Proof. $$19\vert 2^{2^{6k+2}}+3\Leftrightarrow 2^{2^{6k+2}}\equiv 16~~(\text{mod}~~ 19).$$ $(i)$ For the base case we show that the congruence holds for $k=0$. $$2^{2^{6\cdot 0+2}}\equiv 2^{4}\equiv 16~~(\text{mod}~~ 19),$$ so the base case holds.

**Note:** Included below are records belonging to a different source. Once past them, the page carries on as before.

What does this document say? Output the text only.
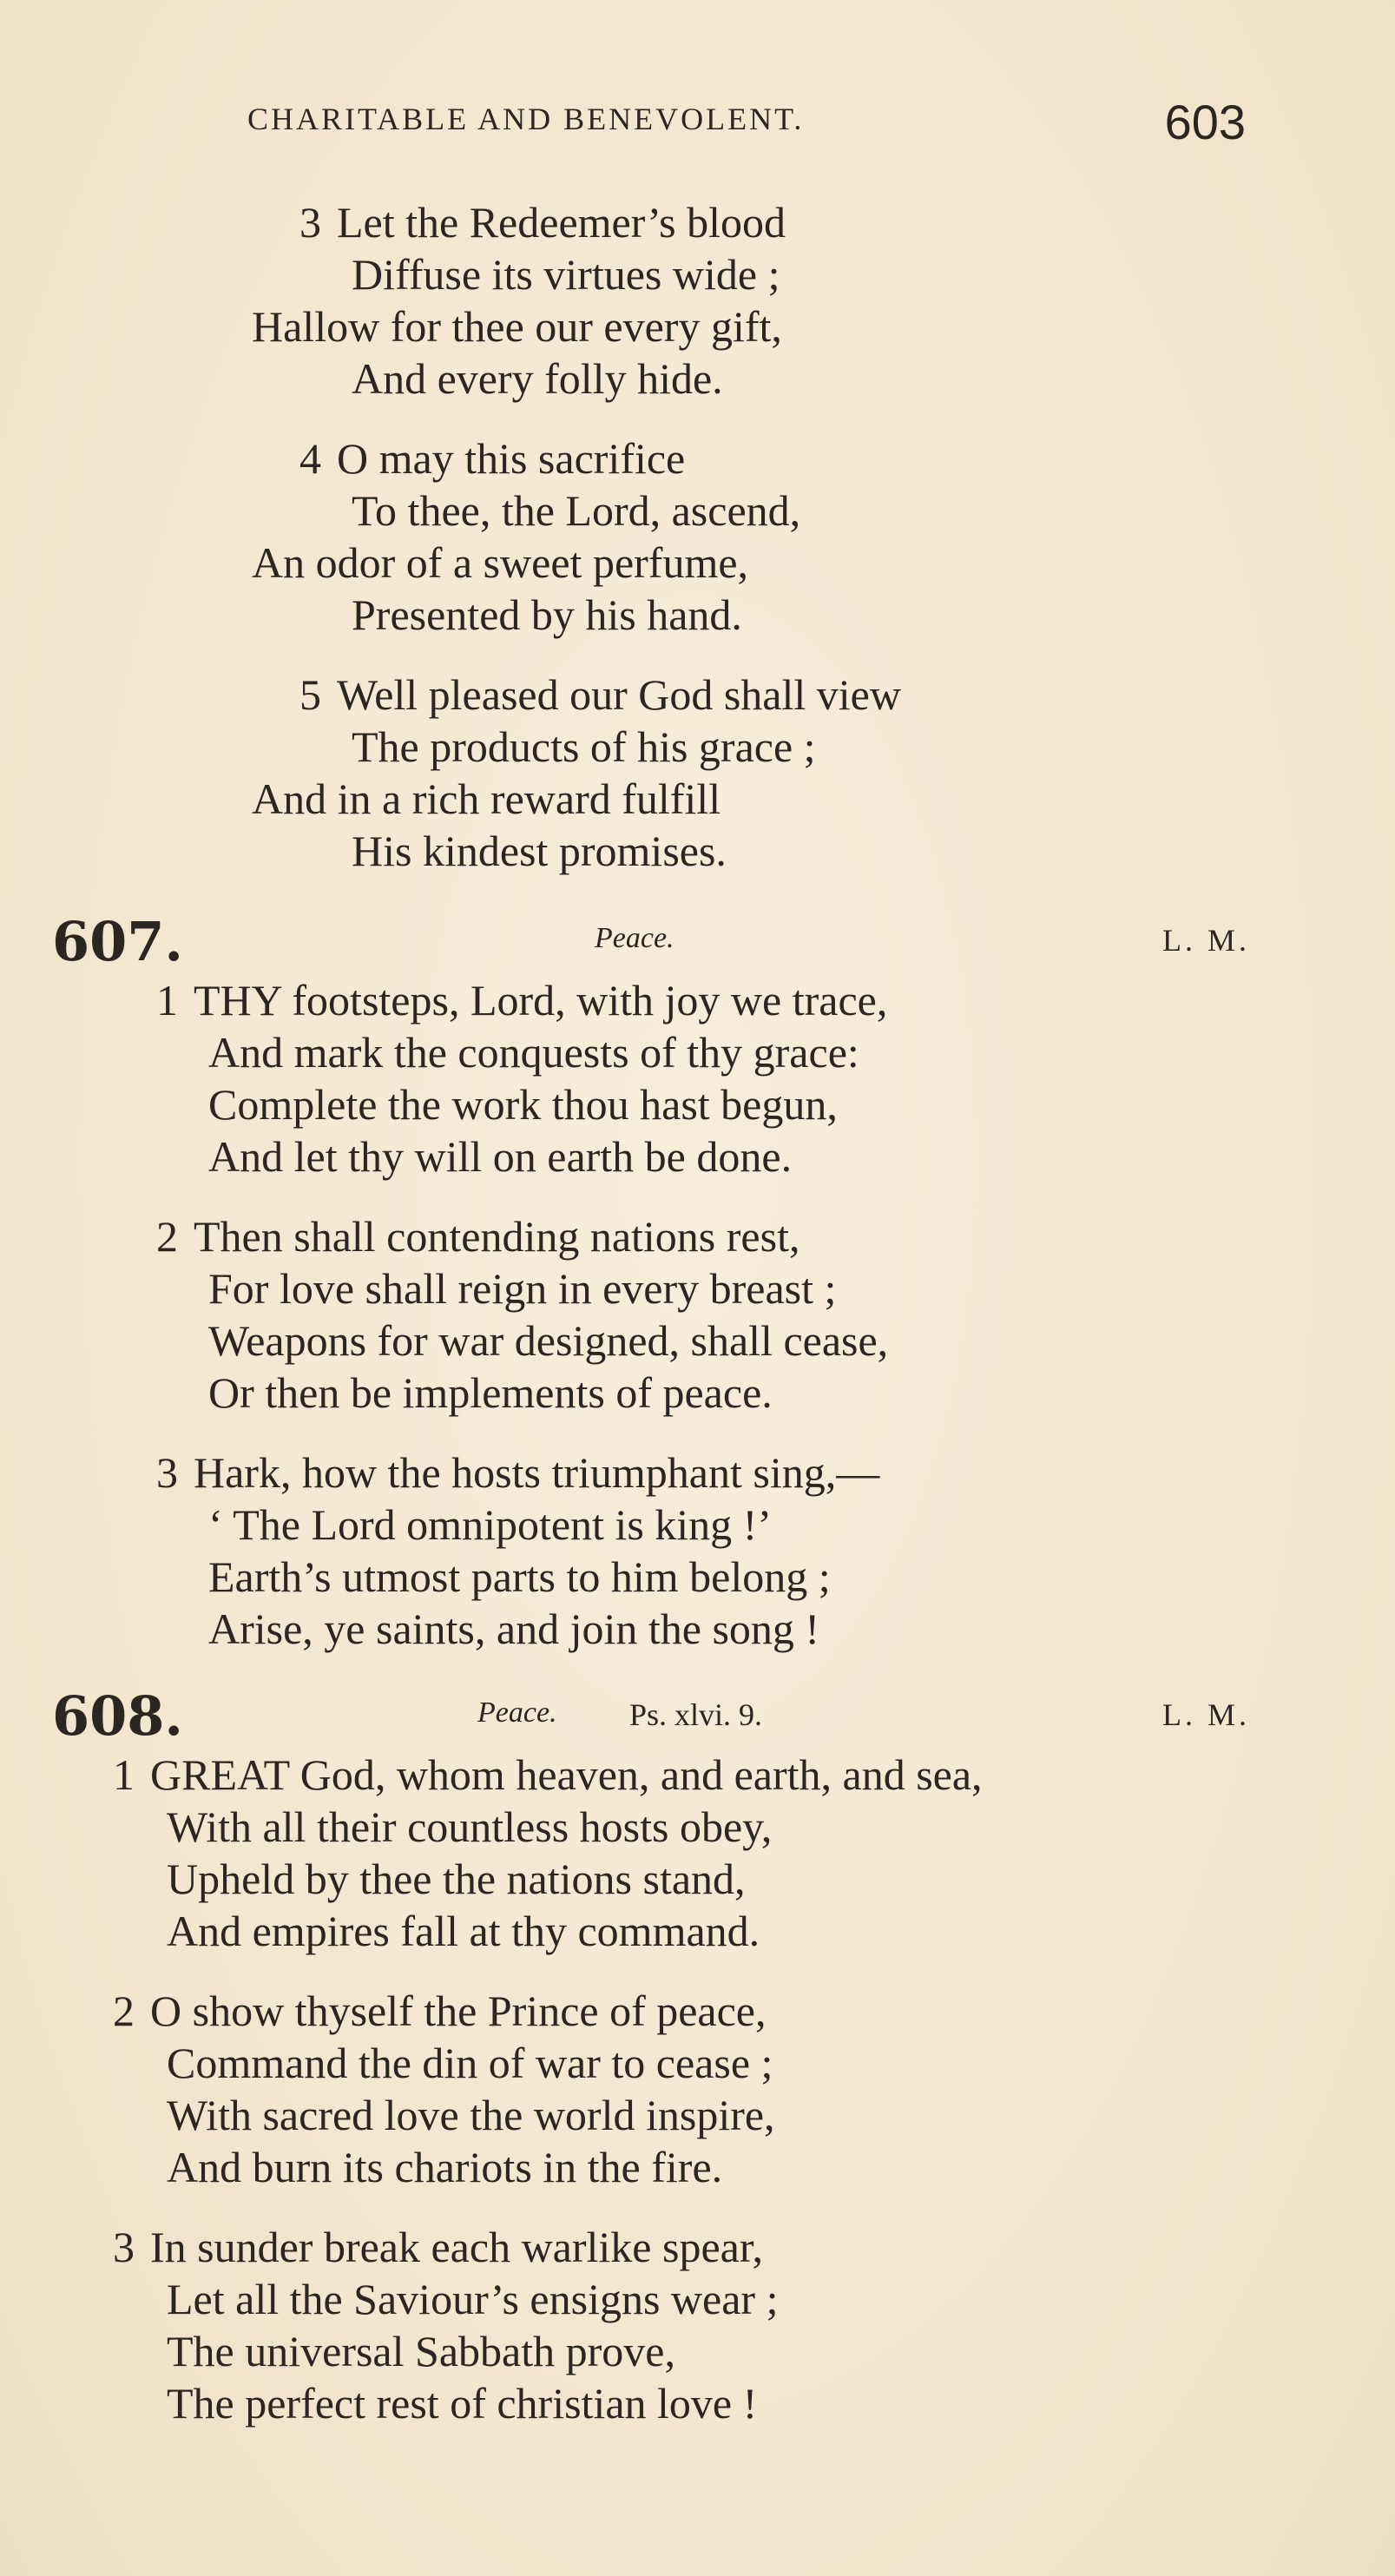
CHARITABLE AND BENEVOLENT.	603
3 Let the Redeemer’s blood
Diffuse its virtues wide ;
Hallow for thee our every gift,
And every folly hide.
4 O may this sacrifice
To thee, the Lord, ascend,
An odor of a sweet perfume,
Presented by his hand.
5 Well pleased our God shall view
The products of his grace ;
And in a rich reward fulfill
His kindest promises.
607.	Peace.	L. M.
1 THY footsteps, Lord, with joy we trace,
And mark the conquests of thy grace:
Complete the work thou hast begun,
And let thy will on earth be done.
2 Then shall contending nations rest,
For love shall reign in every breast ;
Weapons for war designed, shall cease,
Or then be implements of peace.
3 Hark, how the hosts triumphant sing,—
‘ The Lord omnipotent is king !’
Earth’s utmost parts to him belong ;
Arise, ye saints, and join the song !
608.	Peace. Ps. xlvi. 9.	L. M.
1 GREAT God, whom heaven, and earth, and sea,
With all their countless hosts obey,
Upheld by thee the nations stand,
And empires fall at thy command.
2 O show thyself the Prince of peace,
Command the din of war to cease ;
With sacred love the world inspire,
And burn its chariots in the fire.
3 In sunder break each warlike spear,
Let all the Saviour’s ensigns wear ;
The universal Sabbath prove,
The perfect rest of christian love !
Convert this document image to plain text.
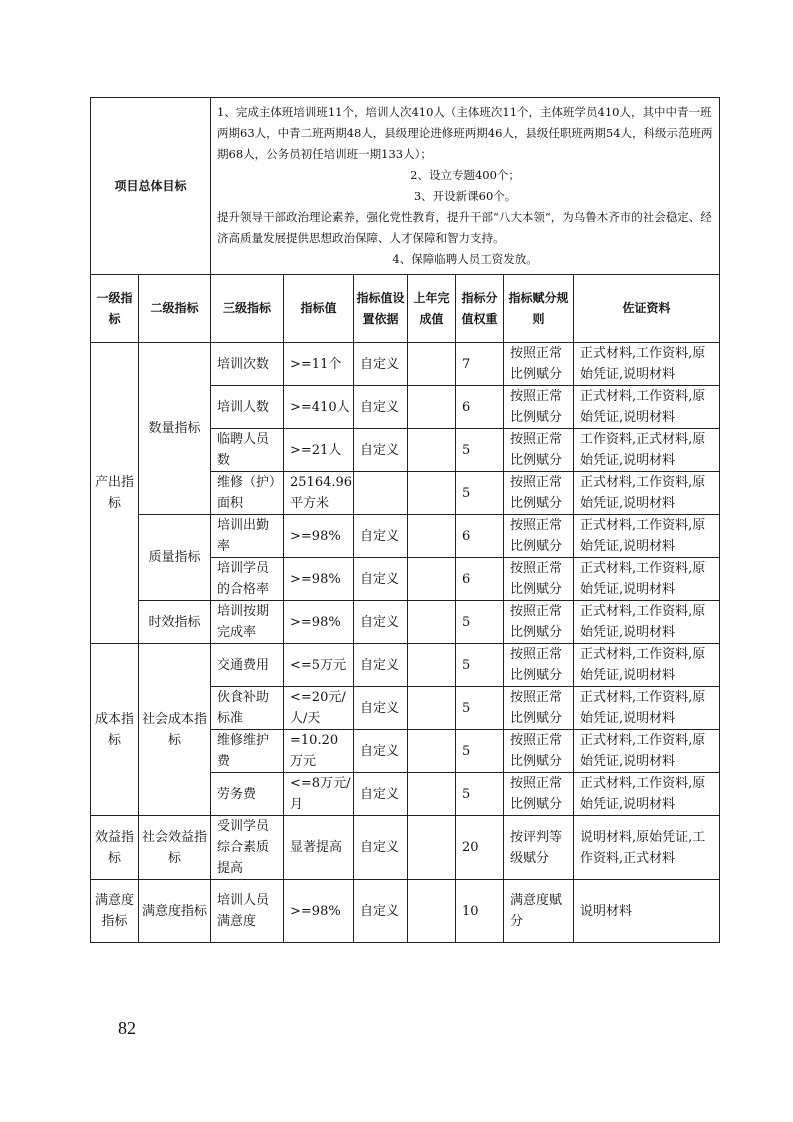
项目总体目标		1、完成主体班培训班11个，培训人次410人（主体班次11个，主体班学员410人，其中中青一班两期63人，中青二班两期48人，县级理论进修班两期46人，县级任职班两期54人，科级示范班两期68人，公务员初任培训班一期133人）；

2、设立专题400个；

3、开设新课60个。

提升领导干部政治理论素养，强化党性教育，提升干部“八大本领“，为乌鲁木齐市的社会稳定、经济高质量发展提供思想政治保障、人才保障和智力支持。

4、保障临聘人员工资发放。						

一级指标	二级指标	三级指标	指标值	指标值设置依据	上年完成值	指标分值权重	指标赋分规则	佐证资料
产出指标	数量指标	培训次数	>=11个	自定义		7	按照正常比例赋分	正式材料,工作资料,原始凭证,说明材料
		培训人数	>=410人	自定义		6	按照正常比例赋分	正式材料,工作资料,原始凭证,说明材料
		临聘人员数	>=21人	自定义		5	按照正常比例赋分	工作资料,正式材料,原始凭证,说明材料
		维修（护）面积	25164.96平方米			5	按照正常比例赋分	正式材料,工作资料,原始凭证,说明材料
	质量指标	培训出勤率	>=98%	自定义		6	按照正常比例赋分	正式材料,工作资料,原始凭证,说明材料
		培训学员的合格率	>=98%	自定义		6	按照正常比例赋分	正式材料,工作资料,原始凭证,说明材料
	时效指标	培训按期完成率	>=98%	自定义		5	按照正常比例赋分	正式材料,工作资料,原始凭证,说明材料
成本指标	社会成本指标	交通费用	<=5万元	自定义		5	按照正常比例赋分	正式材料,工作资料,原始凭证,说明材料
		伙食补助标准	<=20元/人/天	自定义		5	按照正常比例赋分	正式材料,工作资料,原始凭证,说明材料
		维修维护费	=10.20万元	自定义		5	按照正常比例赋分	正式材料,工作资料,原始凭证,说明材料
		劳务费	<=8万元/月	自定义		5	按照正常比例赋分	正式材料,工作资料,原始凭证,说明材料
效益指标	社会效益指标	受训学员综合素质提高	显著提高	自定义		20	按评判等级赋分	说明材料,原始凭证,工作资料,正式材料
满意度指标	满意度指标	培训人员满意度	>=98%	自定义		10	满意度赋分	说明材料
82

$(ii)$ For the induction step suppose $ 2^{2^{6k+2}}\equiv 16~~(\text{mod}~~ 19)$ holds true for $k=m$. That is $$ 2^{2^{6m+2}}\equiv 16~~(\text{mod}~~ 19).$$

$(iii)$ Now we show that the statement in $(ii)$ holds true for $k=m+1$. That is $$ 2^{2^{6(m+1)+2}}\equiv 16~~(\text{mod}~~ 19).$$

Consider $2^{2^{6(m+1)+2}}$. Using the induction step $(ii)$ we get that $$2^{2^{6(m+1)+2}}\equiv 2^{2^{6m+8}}\equiv 2^{2^{6m+2}\cdot 2^{6}}\equiv \left(2^{2^{6m+2}} \right)^{64}\equiv 16^{64}.$$ Moreover, when using Fermats little theorem we get that $$16^{64}\equiv (-3)^{64}\equiv (-3)^{18\cdot 3+10}\equiv \left((-3)^{3}\right)^{18}\cdot (-3)^{10}\equiv 1\cdot (-3)^{10}\equiv \cdots \equiv -250\equiv 16~~(\text{mod}~~ 19).$$ We have thus shown that the statement $$2^{2^{6(m+1)+2}}\equiv 16~~(\text{mod}~~ 19)$$ is true. Therefore we may conclude that $$2^{2^{6k+2}}\equiv 16~~(\text{mod}~~ 19)\Leftrightarrow 19\vert 2^{2^{6k+2}}+3$$ for every $k=0,1,2,\cdots$.